Various state supreme courts have issued rulings on challenges to the constitutionality/legality of statutory caps on non-economic damages, such as damages for pain and suffering, awarded to plaintiffs in medical malpractice cases. Their opinions have varied greatly with some striking down such limitations and others upholding them.
In August of 2009 the California Supreme Court refused to hear an appeal that tried to overturn the state’s $250,000 cap on non-economic damages in medical malpractice lawsuits. A recent 5th District Court of Appeal decision had upheld the constitutionality of the cap.
In March of 2010, the Illinois Supreme Court struck down the state’s statutory $500,000 cap on non-economic damages. Non-economic damages are defined in the statute as “damages that are intangible, including but not limited to damages for pain and suffering, disability, disfigurement, loss of consortium, and loss of society.” The statute took effect in 2005, limiting awards to $500,000 for health care practitioners and $1 million for hospitals.
One month later the Georgia Supreme Court ruled that a cap on malpractice damages is unconstitutional because it violates the separation of court and legislature and takes away a jury’s fundamental role in determining damages.

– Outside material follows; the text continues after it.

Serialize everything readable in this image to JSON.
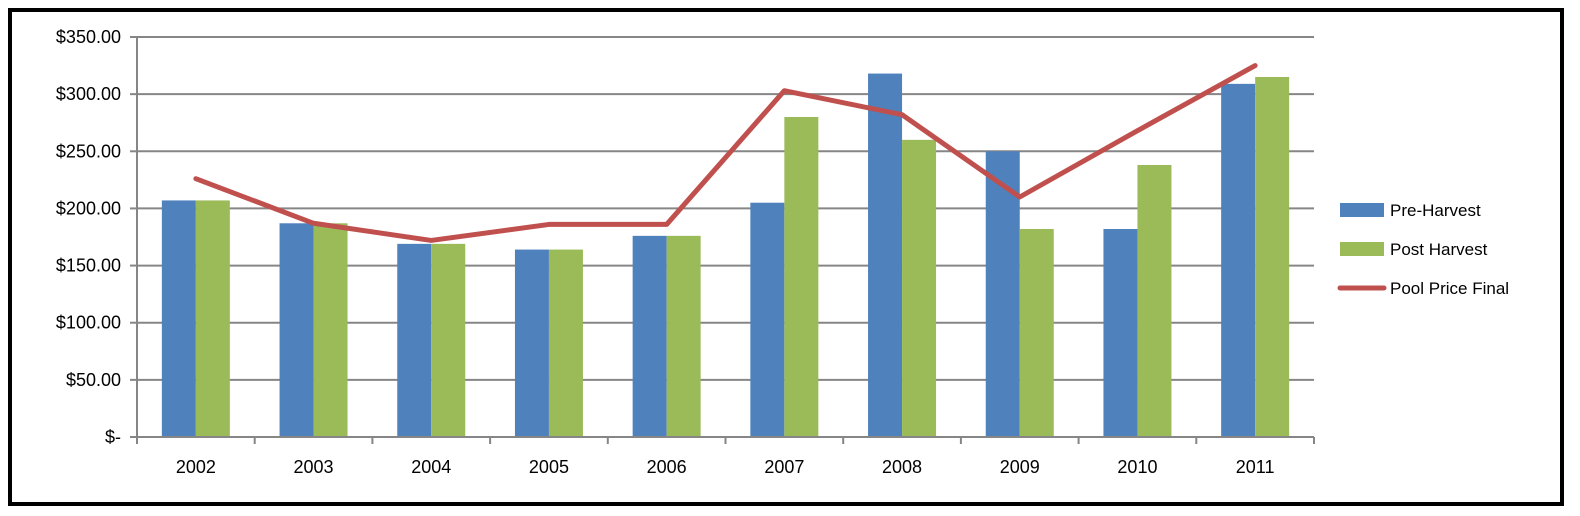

In July of 2011, the West Virginia Supreme Court ruled to keep the cap in their $250,000/500,000 cap place in a 4-to-1 decision . “While one or more members of the majority may differ with the legislative reasoning, it is not our prerogative to substitute our judgment for that of the legislature, so long as the classification is rational and bears a reasonable relationship to a proper governmental purpose,” said the Court in its ruling.
In July of 2012, in a 4-3 decision, the Missouri Supreme Court ruled that the current $350,000 limit on awards for pain and suffering was unconstitutional because it deprives patients of their right to a trial by jury. The Court held that when the Missouri Constitution was enacted in 1820, residents of the state had a common law right to seek damages for medical malpractice claims. “Any limit on damages that restricts the jury’s fact-finding role violates the constitutional right to trial by jury,” said the Court.
And this month the Kansas Supreme Court has ruled the law, which caps non-economic damages at $250,000 is not unconstitutional and can stand. In its decision, the Court held that the law, enacted in 1988, remains an adequate remedy despite the fact that the sum of money is not worth as much as it had been two decades ago. In its opinion, the court noted that while the cap does restrict the common law right to compensation for damages, the legislature “has substituted an adequate statutory remedy for the modification of the individual rights at issue.” “We hold that it is “reasonably conceivable” … that imposing a limit on non-economic damages furthers the objective of reducing and stabilizing insurance premiums by providing predictability and eliminating the possibility of large non-economic damages awards,” the majority wrote. Two justices were in descent.